SLAS, San Diego, CA, USA
January 20, 2014
Drug combination treatments have been widely recognized as an essential therapeutic strategy for chronic diseases such as cancer. A successful combination approach enhances clinical efficacy through drug synergistic effect, improved therapeutic window by reducing effective clinical dosage, and overcoming or delaying the onset of drug resistance.

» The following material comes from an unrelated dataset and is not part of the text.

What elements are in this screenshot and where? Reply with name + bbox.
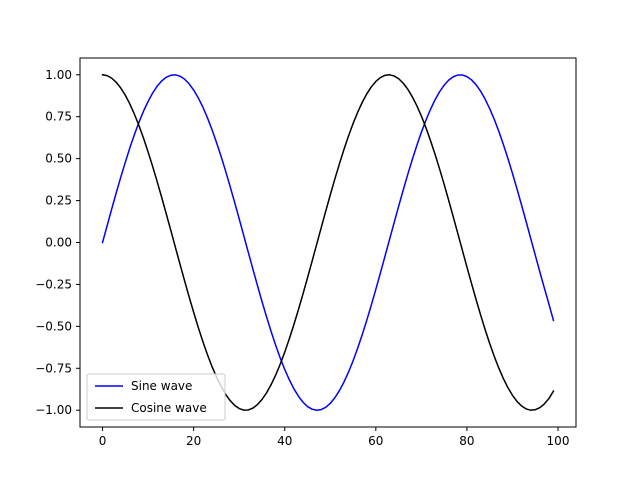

In order to rapidly identify effective and disease-specific combinations across a large spectrum of drug candidates preclinically, in vitro cell-based phenotypic assays remain the most viable approach. However, the challenges of developing disease-relevant assay endpoints and industrial-scale screening remain.
In recent years, large scale genomic and mutation analysis of clinical tumor biopsies has facilitated the sub-classification of tumor sub-types within cancers. This has helped the stratification across in vitro tumor cell panels to align each sub-panel with the corresponding clinical segment, improving the translation of in vitro profiling data to the clinic.
This poster presents the high-throughput combination capability implemented within Oncology iMed in AstraZeneca using such in vitro tumor cell panels. It consists of a novel workflow tool, high speed acoustic combination dosing and imaging instrumentation, as well as a new combination data analysis platform developed in collaboration with Genedata, the Compound Synergy Extension to Genedata Screener®.